C’est donc peut-être un mal pour un bien si leurs essais auprès des concours n’ont pas été fructueux. La débrouillardise s’est empressée de chasser toutes les mauvaises nouvelles. « Les Francouvertes n’ont pas voulu de nous », se rappelle Félix avec humour. « Personne voulait de nous », admet Philippe. « Ça a fait en sorte que quand on est arrivé dans la vraie game, on avait déjà autoproduit nos shows sans encadrement. On avait juste Marie-Clarys (leur gérante) avec nous autres. »

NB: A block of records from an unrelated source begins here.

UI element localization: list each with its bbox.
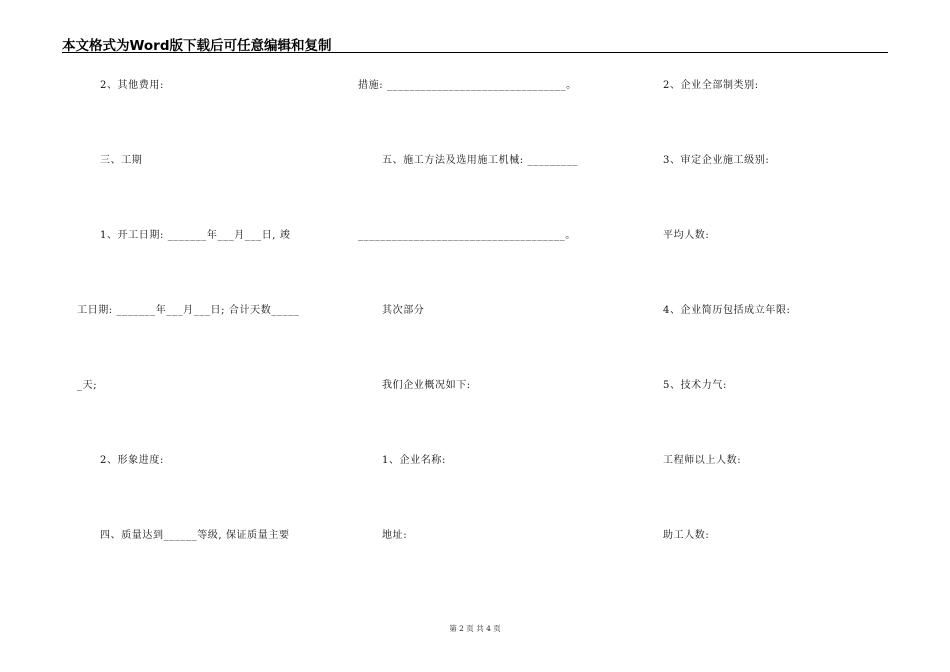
middle-line-company-name: 1、企业名称: <box>382 455 446 466</box>
right-line-construction-grade: 3、审定企业施工级别: <box>663 155 770 166</box>
left-line-progress: 2、形象进度: <box>100 455 164 466</box>
middle-line-measures: 措施: ________________________________。 <box>358 80 577 91</box>
left-line-other-costs: 2、其他费用: <box>100 80 164 91</box>
middle-line-blank-continuation: _____________________________________。 <box>358 230 576 241</box>
right-line-assistant-count: 助工人数: <box>663 530 710 541</box>
right-column <box>640 0 940 672</box>
middle-line-address: 地址: <box>382 530 408 541</box>
right-line-average-staff: 平均人数: <box>663 230 710 241</box>
right-line-company-history: 4、企业简历包括成立年限: <box>663 305 791 316</box>
right-line-engineers-count: 工程师以上人数: <box>663 455 742 466</box>
left-column <box>0 0 330 672</box>
left-line-quality-heading: 四、质量达到______等级, 保证质量主要 <box>100 530 290 541</box>
right-line-ownership-type: 2、企业全部制类别: <box>663 80 759 91</box>
left-line-days-suffix: _天; <box>77 380 98 391</box>
left-line-completion-date: 工日期: _______年___月___日; 合计天数_____ <box>77 305 300 316</box>
right-line-technical-strength: 5、技术力气: <box>663 380 727 391</box>
document-header-title: 本文格式为Word版下载后可任意编辑和复制 <box>62 38 332 54</box>
left-line-start-date: 1、开工日期: _______年___月___日, 竣 <box>100 230 291 241</box>
middle-line-company-overview: 我们企业概况如下: <box>382 380 471 391</box>
middle-column <box>340 0 640 672</box>
middle-line-construction-method: 五、施工方法及选用施工机械: _________ <box>382 155 578 166</box>
page-number-footer: 第 2 页 共 4 页 <box>449 624 501 633</box>
left-line-schedule-heading: 三、工期 <box>100 155 143 166</box>
middle-line-part-two: 其次部分 <box>382 305 425 316</box>
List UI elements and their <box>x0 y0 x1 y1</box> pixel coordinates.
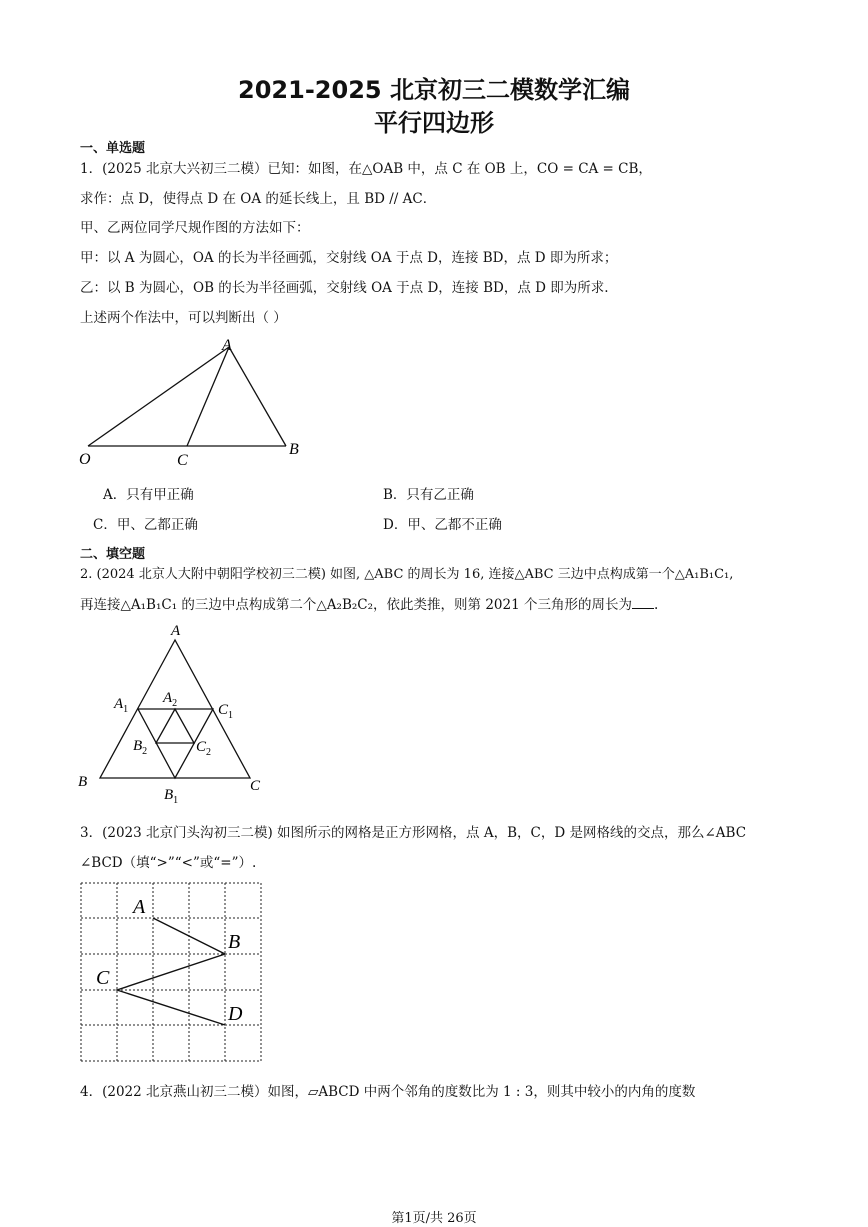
q2-label-b1: $B_1$ <box>164 787 179 806</box>
document-subtitle: 平行四边形 <box>374 109 494 137</box>
q1-label-c: C <box>177 452 188 469</box>
q2-label-b: B <box>78 774 88 790</box>
section-heading-single-choice: 一、单选题 <box>80 141 146 156</box>
q3-label-d: D <box>228 1003 243 1025</box>
q3-line-1: 3．(2023 北京门头沟初三二模) 如图所示的网格是正方形网格，点 A，B，C，D 是网格线的交点，那么∠ABC <box>80 825 747 841</box>
q2-line-2-text: 再连接△A₁B₁C₁ 的三边中点构成第二个△A₂B₂C₂，依此类推，则第 2021 个三角形的周长为 <box>80 597 632 613</box>
q2-answer-blank[interactable] <box>632 596 654 609</box>
page-footer: 第1页/共 26页 <box>391 1211 477 1226</box>
q1-option-d[interactable]: D．甲、乙都不正确 <box>383 517 502 533</box>
q2-label-c1: $C_1$ <box>218 702 234 721</box>
q2-line-1: 2. (2024 北京人大附中朝阳学校初三二模) 如图, △ABC 的周长为 16, 连接△ABC 三边中点构成第一个△A₁B₁C₁, <box>80 567 734 582</box>
q3-line-2: ∠BCD（填“>”“<”或“=”）. <box>80 855 257 871</box>
q2-label-b2: $B_2$ <box>133 738 148 757</box>
section-heading-fill-blank: 二、填空题 <box>80 547 146 562</box>
q1-triangle-figure <box>70 330 320 475</box>
q2-line-2 <box>80 593 658 613</box>
q1-line-2: 求作：点 D，使得点 D 在 OA 的延长线上，且 BD // AC． <box>80 191 437 207</box>
q3-polyline-abcd <box>117 918 225 1025</box>
q1-option-a[interactable]: A．只有甲正确 <box>103 487 194 503</box>
q1-line-4: 甲：以 A 为圆心，OA 的长为半径画弧，交射线 OA 于点 D，连接 BD，点 D 即为所求； <box>80 250 618 266</box>
q2-label-a1: $A_1$ <box>114 696 129 715</box>
q2-label-c: C <box>250 778 261 794</box>
q2-triangle-a2b2c2 <box>156 709 194 743</box>
q3-label-a: A <box>133 896 146 918</box>
q2-nested-triangles-figure <box>72 618 272 808</box>
q4-line-1: 4．(2022 北京燕山初三二模）如图，▱ABCD 中两个邻角的度数比为 1 : 3，则其中较小的内角的度数 <box>80 1084 696 1100</box>
q2-label-a: A <box>171 623 181 639</box>
q1-label-b: B <box>289 441 299 458</box>
q2-label-c2: $C_2$ <box>196 739 212 758</box>
document-title: 2021-2025 北京初三二模数学汇编 <box>238 76 630 104</box>
q1-label-o: O <box>79 451 91 468</box>
q1-option-b[interactable]: B．只有乙正确 <box>383 487 474 503</box>
q3-label-b: B <box>228 931 241 953</box>
q1-label-a: A <box>222 337 232 354</box>
q3-label-c: C <box>96 967 110 989</box>
q2-label-a2: $A_2$ <box>163 690 178 709</box>
q1-line-6: 上述两个作法中，可以判断出（ ） <box>80 310 287 326</box>
q1-option-c[interactable]: C．甲、乙都正确 <box>93 517 198 533</box>
q1-line-3: 甲、乙两位同学尺规作图的方法如下： <box>80 220 310 236</box>
q1-segment-ab <box>229 347 286 446</box>
q3-grid-figure <box>78 878 268 1068</box>
q1-line-5: 乙：以 B 为圆心，OB 的长为半径画弧，交射线 OA 于点 D，连接 BD，点 D 即为所求. <box>80 280 609 296</box>
q2-line-2-end: . <box>653 597 659 613</box>
q1-line-1: 1．(2025 北京大兴初三二模）已知：如图，在△OAB 中，点 C 在 OB 上，CO = CA = CB， <box>80 161 652 177</box>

L’automne 2020 devrait voir naître la seconde galette de Choses Sauvages, un disque où l’on pourra entendre le fruit des soirées qui n’ont pas vraiment de fin, des jams infinis dans des appartements de Montréal devant une poignée d’amis qui savent fêter. « Les drums machines, c’est un gros ajout, dit Marc-Antoine. Ça va paraître. » « On va aussi se permettre de faire des tounes de six minutes et de sortir de la formule ”chanson” », annonce Tommy.

Les garçons hiberneront ensemble en cogitant sur chacune des prochaines chansons et l’objectif ensuite sera de conquérir l’Europe. « Et de se faire des nouveaux amis pour la vie, aussi », plaisante Félix. Oui, oui, des amis. Pour la vie.